それだけなのに、エスクードさんはボードを落として呆然としている。
「今……何て?」
「ディスペアーです。オーラが放出される時、無意識に呟いたんですよ」
エスクードさんは俺の両肩を掴んだ。
「本当に、ディスペアーと言ったの!?」
彼女が言っていることが理解できなかった。
「えぇ、言いましたけど…………」
エスクードさんはボードを拾い上げ、今までの倍の速さで何かを書き込む。
「『ディスペアー』は……闇属性の最上級魔法だよ」
「えっ…………!」
驚いた。
俺はLvも技術もないから火属性魔法、それも下級魔法のフレイムしか習得していない。
それなのに、闇属性?それも最上級魔法?
闇属性の下級魔法ならまだギリギリわかるが、上級を飛ばして最上級となると、意味がわからない。

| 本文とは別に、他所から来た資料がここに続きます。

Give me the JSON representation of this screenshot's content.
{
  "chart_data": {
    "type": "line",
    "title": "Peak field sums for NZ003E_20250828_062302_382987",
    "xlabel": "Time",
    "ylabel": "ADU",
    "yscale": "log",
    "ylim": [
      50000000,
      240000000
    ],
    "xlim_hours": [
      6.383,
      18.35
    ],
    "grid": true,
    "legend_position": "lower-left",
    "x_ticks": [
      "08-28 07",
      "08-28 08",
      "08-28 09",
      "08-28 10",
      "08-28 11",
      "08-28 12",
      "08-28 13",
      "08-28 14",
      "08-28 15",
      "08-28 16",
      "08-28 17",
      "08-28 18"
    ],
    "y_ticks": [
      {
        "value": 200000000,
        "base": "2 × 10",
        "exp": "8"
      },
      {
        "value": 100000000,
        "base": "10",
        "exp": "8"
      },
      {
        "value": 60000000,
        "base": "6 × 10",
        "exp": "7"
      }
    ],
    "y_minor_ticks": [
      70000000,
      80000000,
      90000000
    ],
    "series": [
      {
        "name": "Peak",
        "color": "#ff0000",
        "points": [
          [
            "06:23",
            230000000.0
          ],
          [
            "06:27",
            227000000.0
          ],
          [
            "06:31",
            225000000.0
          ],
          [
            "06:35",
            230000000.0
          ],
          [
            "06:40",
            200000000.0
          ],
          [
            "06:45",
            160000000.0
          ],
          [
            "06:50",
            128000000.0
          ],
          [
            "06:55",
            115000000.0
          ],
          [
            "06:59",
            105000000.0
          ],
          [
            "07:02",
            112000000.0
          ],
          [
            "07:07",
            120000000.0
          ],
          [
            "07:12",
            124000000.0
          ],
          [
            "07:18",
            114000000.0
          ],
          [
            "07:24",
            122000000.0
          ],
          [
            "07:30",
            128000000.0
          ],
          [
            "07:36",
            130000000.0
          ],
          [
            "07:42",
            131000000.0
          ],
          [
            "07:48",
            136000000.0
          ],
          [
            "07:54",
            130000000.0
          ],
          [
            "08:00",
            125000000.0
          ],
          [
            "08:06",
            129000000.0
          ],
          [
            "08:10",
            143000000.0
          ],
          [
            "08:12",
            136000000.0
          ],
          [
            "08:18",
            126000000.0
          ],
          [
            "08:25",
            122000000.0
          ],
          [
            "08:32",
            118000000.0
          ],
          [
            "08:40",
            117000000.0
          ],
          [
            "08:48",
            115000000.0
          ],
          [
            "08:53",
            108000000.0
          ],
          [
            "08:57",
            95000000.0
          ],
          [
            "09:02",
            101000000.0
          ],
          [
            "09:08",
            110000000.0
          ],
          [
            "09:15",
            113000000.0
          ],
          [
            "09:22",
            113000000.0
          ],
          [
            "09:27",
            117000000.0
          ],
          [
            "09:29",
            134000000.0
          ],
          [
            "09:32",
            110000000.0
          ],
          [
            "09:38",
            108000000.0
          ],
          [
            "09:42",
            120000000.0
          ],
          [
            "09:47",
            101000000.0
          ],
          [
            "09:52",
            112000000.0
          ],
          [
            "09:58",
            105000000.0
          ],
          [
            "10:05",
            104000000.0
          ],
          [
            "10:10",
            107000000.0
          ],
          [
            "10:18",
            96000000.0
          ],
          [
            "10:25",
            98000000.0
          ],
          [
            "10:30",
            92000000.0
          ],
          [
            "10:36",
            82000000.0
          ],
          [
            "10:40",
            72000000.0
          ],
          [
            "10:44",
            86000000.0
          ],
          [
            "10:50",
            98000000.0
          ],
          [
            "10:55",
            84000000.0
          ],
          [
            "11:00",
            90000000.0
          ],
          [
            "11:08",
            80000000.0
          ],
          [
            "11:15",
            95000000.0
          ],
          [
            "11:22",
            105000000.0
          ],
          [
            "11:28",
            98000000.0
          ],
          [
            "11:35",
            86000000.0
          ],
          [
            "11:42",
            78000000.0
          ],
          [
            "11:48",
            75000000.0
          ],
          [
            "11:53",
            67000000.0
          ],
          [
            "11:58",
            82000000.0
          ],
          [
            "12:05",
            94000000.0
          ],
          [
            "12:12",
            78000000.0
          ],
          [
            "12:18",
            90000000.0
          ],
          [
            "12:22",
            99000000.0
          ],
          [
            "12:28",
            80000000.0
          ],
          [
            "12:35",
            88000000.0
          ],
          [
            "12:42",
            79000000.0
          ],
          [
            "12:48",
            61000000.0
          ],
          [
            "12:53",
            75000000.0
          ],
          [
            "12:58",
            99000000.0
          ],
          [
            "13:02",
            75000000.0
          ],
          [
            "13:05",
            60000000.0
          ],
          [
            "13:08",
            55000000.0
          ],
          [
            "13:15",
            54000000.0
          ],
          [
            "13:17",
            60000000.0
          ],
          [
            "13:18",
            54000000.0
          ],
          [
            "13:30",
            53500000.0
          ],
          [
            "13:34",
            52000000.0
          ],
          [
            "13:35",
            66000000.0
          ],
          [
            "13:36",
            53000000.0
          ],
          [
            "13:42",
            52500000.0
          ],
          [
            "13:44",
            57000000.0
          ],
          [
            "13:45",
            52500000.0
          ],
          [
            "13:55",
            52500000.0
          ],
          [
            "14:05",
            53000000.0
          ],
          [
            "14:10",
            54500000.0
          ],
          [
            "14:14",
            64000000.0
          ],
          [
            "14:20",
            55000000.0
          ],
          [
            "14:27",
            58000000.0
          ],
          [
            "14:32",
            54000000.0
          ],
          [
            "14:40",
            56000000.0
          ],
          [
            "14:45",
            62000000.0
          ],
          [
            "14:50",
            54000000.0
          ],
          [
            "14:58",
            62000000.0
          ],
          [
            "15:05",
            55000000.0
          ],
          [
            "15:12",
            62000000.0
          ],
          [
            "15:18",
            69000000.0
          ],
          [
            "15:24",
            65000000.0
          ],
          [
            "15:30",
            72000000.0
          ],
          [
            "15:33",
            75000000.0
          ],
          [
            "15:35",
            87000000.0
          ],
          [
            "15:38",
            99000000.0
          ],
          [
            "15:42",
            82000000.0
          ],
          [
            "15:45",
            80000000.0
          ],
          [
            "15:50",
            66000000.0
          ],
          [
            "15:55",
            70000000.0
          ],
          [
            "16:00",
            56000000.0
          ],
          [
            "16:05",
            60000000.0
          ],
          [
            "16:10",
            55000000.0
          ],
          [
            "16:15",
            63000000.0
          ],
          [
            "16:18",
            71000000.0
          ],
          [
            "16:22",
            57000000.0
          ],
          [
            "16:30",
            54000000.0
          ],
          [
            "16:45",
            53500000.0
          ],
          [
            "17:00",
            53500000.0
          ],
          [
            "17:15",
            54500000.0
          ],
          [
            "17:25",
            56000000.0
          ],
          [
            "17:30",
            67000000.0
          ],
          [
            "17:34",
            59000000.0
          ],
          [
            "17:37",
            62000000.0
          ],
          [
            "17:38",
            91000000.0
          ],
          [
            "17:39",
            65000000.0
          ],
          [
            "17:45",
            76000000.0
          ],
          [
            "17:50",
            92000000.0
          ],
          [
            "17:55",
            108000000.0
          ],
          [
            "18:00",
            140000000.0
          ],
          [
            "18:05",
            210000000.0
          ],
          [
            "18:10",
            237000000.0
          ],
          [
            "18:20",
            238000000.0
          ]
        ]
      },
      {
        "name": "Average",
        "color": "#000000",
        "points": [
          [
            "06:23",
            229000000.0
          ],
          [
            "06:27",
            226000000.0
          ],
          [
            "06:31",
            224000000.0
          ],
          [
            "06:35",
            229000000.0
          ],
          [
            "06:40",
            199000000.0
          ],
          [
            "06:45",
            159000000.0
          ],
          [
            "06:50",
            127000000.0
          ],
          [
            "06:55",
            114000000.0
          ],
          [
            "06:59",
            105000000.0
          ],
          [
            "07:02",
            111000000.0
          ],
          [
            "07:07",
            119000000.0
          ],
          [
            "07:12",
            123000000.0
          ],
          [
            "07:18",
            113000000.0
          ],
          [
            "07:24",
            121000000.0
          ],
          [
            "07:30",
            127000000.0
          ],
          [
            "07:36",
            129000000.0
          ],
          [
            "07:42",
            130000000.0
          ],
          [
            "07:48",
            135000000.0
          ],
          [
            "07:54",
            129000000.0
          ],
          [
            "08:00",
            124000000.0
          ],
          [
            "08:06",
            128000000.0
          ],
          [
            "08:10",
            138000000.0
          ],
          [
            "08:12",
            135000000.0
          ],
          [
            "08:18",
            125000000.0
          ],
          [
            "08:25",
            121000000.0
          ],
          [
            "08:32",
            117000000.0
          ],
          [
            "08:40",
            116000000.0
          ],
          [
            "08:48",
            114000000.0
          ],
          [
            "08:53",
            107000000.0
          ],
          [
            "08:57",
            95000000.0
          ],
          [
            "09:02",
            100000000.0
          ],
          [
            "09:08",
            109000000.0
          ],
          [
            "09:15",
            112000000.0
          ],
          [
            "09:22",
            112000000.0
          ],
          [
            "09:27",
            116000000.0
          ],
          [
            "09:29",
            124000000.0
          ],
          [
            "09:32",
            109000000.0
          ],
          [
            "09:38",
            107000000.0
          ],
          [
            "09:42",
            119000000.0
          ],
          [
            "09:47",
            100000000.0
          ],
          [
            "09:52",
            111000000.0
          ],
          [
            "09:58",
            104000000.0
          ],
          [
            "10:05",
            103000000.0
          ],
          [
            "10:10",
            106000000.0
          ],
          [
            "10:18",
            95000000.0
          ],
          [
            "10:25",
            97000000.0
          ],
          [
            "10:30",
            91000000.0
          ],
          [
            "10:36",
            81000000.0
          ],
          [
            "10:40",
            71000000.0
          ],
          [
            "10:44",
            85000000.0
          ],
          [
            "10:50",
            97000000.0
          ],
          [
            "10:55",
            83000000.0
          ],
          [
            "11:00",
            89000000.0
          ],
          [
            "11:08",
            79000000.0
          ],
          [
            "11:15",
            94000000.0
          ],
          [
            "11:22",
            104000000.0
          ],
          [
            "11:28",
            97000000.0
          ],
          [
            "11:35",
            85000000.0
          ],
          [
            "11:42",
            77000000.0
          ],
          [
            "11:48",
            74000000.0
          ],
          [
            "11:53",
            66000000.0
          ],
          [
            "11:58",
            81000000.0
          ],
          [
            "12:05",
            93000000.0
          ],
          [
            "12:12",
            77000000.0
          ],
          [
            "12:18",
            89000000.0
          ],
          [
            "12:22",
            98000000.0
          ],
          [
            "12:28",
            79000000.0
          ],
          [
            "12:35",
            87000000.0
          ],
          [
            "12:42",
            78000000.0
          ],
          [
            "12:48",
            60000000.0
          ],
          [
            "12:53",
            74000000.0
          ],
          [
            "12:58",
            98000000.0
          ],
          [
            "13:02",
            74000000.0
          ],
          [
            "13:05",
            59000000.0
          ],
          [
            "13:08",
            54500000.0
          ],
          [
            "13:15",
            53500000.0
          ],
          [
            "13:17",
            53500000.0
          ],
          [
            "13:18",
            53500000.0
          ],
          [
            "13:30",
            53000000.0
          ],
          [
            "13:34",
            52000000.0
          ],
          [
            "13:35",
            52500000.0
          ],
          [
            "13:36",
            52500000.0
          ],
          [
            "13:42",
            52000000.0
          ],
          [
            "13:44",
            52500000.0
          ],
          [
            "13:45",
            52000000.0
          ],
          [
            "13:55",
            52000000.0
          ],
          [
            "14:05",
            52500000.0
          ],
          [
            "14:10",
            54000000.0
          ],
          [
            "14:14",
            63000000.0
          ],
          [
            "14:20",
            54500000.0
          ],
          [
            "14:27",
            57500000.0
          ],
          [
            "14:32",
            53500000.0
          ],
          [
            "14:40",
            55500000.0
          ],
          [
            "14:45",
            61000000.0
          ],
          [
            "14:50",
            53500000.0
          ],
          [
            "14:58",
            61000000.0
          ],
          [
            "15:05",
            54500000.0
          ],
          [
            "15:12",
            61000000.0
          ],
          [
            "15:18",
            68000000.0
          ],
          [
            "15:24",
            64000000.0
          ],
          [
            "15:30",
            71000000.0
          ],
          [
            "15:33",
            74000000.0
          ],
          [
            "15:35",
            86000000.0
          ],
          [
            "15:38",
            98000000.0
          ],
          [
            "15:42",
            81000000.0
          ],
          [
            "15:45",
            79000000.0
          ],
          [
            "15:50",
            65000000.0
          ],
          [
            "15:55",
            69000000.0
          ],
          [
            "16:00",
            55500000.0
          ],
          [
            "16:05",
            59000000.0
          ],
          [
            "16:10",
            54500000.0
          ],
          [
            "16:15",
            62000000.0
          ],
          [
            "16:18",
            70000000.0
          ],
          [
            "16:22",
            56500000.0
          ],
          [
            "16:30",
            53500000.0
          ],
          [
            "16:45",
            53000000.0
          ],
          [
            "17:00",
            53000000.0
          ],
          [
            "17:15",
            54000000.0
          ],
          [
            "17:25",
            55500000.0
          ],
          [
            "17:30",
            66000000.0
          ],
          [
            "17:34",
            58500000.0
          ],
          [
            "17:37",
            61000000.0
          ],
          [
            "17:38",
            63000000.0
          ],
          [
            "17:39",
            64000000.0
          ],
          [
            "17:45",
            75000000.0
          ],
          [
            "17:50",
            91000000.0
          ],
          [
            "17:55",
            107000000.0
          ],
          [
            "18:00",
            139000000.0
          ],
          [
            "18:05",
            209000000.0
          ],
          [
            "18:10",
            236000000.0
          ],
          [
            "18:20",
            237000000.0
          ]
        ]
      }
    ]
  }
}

「Lv15、しかもただの魔法使いのグレン君がディスペアーを撃てるわけがない。異例中の異例だ」
そんなこと、俺が一番わかってる。
俺はこのレベルなのにPOWが4しかないんだ。そんな強い魔法を撃てるなんておかしい。
そこで、ティリタが言った。
「あの……もしかして、黒いオーラの正体は闇幻素だったのでは?」
エスクードさんの動きがピタッと止まった。
「なるほど……確かに、それならなんとか辻褄が合う」
闇幻素……?聞きなれない単語だ。
その言葉の意味を先に聞いたのはゼロだった。
「あの、幻素って何ですか?」
「そっか、2人ともこっち来たばっかだもんね」
エスクードさんはボードを近くの別の椅子に置き、俺達に説明してくれた
「例えばグレン君、君はフレイムなら不自由なく撃てるんだよな?」
「えぇ、まぁ。POWの低さから来る威力と射程の低さはありますけど」
「じゃあ、それがどういう仕組みで撃ててるかは知ってる?」
「えっと…………」
言われてみればわからない。
ただなんとなく「フレイム」と叫んで撃ってるっていう認識しかなかった。
「わかりません」
「じゃあいい機会だし、この世界の『魔法の仕組み』について教えてあげるよ」
エスクードさんはメガネをクイッと上げる仕草をした。メガネかけてないのに。
「まず魔法は本来、今いるこの空間には存在しない。この世界の裏側に広がる『虚数空間』に存在してるんだ」
どうやら魔法具にはその虚数空間と接続する力があるらしい。
「正確には、虚数空間にある『幻素』っていう物質を取り出して、それを魔法として放ってるんだ」
なるほど。
フレイムは手から炎を生み出して放つ魔法だが、手から直接炎が生まれるわけではないのか。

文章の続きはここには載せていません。